Die Clique

(The Group, USA 1966, 145 Min., Buch: Sidney Buchman, Regie: Sidney Lumet)

Zwei Hände voll hübscher junger Amerikanerinnen, exakt neun, die im Jahre 1933 am Vassar College, dem vornehmsten Mädchencollege der Vereinigten Staaten, ihren Schulabschluß feiern. Wie in den USA üblich, sind ihre Köpfchen übertrieben geschmückt mit den schwarzen Kappen, die den europäischen Doktorhüten nachempfunden sind. Gefeiert wird mit großen Sprüchen vom Aufbruch ins Leben und vom Einsatz für das, was bei uns zur selben Zeit hieß: Führer, Volk und Vaterland. Was amerikanisch ganz ähnlich klang, nur daß man sich beim Führer nicht so einig war, ob der demokratisch oder republikanisch sein sollte. Oder sogar marxistisch? Wie üblich, will diese aus der gemeinsamen Wohnsituation im Südturm ihres Colleges entstandene Clique der Vassar Girls alles ganz anders und viel besser machen als ihre Mütter. Nicht diese lächerliche Abhängigkeit von irgendeinem belanglosen Moneymaker, heißt die Devise.

Vorgeführt wird, wie die Zusammengehörigkeit der Mädchen, die ihnen so wichtig wie selbstverständlich ist, im Laufe von nur sieben Jahren zerbricht. Und das, obwohl eine von ihnen in einem schriftlichen Report über jede ihr bekanntgewordene Neuigkeit aus der Clique berichtet und sie alle die Telefonstrippe so eifrig benutzen, als wäre sie die Nabelschnur, an der sie hängen.
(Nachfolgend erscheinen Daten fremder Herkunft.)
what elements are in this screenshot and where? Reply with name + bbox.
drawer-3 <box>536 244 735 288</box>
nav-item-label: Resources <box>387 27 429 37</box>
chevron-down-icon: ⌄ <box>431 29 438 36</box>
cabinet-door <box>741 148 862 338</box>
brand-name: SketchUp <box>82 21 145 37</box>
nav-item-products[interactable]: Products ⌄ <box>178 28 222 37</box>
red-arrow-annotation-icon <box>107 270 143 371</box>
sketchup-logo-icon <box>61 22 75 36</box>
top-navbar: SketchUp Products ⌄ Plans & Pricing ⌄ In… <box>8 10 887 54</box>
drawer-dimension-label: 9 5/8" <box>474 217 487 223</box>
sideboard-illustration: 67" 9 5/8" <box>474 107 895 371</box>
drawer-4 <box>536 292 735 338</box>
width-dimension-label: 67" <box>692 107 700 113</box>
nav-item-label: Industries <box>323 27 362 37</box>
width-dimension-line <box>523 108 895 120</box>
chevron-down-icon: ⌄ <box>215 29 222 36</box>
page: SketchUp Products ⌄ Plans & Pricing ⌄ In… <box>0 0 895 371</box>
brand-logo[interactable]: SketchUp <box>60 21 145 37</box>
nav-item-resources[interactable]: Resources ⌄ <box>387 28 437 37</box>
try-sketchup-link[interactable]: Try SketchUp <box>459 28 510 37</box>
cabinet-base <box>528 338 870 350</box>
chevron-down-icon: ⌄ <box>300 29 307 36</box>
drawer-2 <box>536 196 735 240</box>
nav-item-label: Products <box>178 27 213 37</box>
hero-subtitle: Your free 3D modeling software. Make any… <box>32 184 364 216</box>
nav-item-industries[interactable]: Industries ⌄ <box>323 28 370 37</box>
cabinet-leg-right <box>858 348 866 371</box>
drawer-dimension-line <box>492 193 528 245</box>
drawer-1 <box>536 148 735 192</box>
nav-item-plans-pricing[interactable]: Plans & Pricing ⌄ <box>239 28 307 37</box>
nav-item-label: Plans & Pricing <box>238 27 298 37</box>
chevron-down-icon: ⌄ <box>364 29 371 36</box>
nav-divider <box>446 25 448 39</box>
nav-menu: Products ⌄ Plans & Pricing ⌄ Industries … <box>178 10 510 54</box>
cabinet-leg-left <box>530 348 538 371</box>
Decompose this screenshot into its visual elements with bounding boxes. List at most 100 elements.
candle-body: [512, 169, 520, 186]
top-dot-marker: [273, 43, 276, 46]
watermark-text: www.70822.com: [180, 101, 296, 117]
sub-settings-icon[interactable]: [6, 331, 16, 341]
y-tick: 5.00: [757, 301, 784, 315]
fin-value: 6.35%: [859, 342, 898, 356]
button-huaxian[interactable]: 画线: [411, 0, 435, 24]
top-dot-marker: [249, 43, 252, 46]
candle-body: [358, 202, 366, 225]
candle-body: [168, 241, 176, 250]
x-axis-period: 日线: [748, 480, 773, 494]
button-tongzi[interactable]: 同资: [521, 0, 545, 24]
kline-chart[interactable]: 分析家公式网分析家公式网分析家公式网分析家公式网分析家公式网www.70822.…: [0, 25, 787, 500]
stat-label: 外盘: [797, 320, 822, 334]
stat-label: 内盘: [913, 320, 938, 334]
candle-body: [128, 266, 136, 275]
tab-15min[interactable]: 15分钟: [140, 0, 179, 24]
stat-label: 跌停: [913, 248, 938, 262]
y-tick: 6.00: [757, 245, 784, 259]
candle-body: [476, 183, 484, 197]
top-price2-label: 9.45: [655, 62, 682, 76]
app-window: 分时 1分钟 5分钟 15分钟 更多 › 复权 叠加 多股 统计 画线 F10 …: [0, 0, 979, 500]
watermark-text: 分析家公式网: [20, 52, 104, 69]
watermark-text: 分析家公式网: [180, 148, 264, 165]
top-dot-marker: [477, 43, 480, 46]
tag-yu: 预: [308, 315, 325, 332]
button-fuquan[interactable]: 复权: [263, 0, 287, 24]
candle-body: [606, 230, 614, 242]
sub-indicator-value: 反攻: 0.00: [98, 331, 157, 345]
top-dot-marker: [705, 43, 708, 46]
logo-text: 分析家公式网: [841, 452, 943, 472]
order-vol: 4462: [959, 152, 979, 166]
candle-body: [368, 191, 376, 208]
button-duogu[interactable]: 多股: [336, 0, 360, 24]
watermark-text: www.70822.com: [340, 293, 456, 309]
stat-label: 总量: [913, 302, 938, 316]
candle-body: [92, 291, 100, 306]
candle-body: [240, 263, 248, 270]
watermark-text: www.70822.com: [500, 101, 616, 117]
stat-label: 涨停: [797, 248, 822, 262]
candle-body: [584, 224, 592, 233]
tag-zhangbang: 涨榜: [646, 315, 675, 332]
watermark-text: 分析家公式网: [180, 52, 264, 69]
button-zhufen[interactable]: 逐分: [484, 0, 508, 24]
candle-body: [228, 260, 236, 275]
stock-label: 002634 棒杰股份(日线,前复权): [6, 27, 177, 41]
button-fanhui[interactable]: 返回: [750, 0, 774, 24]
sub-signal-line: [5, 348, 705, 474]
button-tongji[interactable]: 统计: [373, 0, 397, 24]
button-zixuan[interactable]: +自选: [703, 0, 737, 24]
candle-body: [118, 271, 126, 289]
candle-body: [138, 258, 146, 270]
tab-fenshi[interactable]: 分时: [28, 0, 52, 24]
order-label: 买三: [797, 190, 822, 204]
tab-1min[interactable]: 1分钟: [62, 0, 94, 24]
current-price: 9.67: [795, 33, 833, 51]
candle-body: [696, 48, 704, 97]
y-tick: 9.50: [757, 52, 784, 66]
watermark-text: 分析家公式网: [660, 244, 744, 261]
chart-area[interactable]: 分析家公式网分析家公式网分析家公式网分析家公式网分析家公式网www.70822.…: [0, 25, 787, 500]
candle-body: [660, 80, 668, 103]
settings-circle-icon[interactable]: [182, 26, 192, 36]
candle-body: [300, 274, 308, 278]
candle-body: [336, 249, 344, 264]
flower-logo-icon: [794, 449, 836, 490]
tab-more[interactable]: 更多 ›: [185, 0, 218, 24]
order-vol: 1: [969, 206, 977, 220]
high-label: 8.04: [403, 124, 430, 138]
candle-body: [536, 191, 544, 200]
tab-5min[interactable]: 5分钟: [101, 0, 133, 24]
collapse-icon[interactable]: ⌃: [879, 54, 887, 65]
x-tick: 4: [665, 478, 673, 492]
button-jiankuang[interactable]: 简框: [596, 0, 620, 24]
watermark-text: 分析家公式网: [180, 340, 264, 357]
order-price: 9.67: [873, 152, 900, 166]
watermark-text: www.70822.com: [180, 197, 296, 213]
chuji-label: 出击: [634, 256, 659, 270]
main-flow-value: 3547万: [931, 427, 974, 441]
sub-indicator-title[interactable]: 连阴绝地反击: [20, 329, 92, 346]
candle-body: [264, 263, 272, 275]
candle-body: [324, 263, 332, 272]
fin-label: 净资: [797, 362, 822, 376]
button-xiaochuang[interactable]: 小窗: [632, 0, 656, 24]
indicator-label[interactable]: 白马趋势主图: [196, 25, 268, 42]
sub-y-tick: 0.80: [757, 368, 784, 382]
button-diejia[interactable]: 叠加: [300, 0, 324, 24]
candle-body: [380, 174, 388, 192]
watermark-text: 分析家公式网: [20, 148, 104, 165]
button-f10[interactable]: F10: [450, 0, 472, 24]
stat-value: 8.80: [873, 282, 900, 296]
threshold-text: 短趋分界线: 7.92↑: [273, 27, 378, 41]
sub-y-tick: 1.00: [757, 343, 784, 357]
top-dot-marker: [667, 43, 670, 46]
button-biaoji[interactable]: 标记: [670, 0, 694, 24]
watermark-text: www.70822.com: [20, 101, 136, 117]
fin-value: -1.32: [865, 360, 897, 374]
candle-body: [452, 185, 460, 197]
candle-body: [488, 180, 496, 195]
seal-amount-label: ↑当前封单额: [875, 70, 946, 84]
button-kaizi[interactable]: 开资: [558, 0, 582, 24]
Die Abnabelung müssen sie doch erleiden, herbeigeführt durch persönliche Schicksalsschläge, durch unterschiedliche politische Auffassungen, durch das Dazwischentreten von Partnern, durch zu große  räumliche Distanz, durch die modisch gewordene und verheerende Abhängigkeit von Psychiatern und nicht zuletzt durch die persönlichen Schwachstellen Neid, Mißgunst und Eifersucht. Obwohl Weltwirtschaftskrise, Arbeitslosigkeit und Ausbruch des Zweiten Weltkriegs erwähnt werden, bleiben diese geschichtlichen Ereignisse bloße Hintergrunddekoration. Es geht um Allgemein-Menschliches.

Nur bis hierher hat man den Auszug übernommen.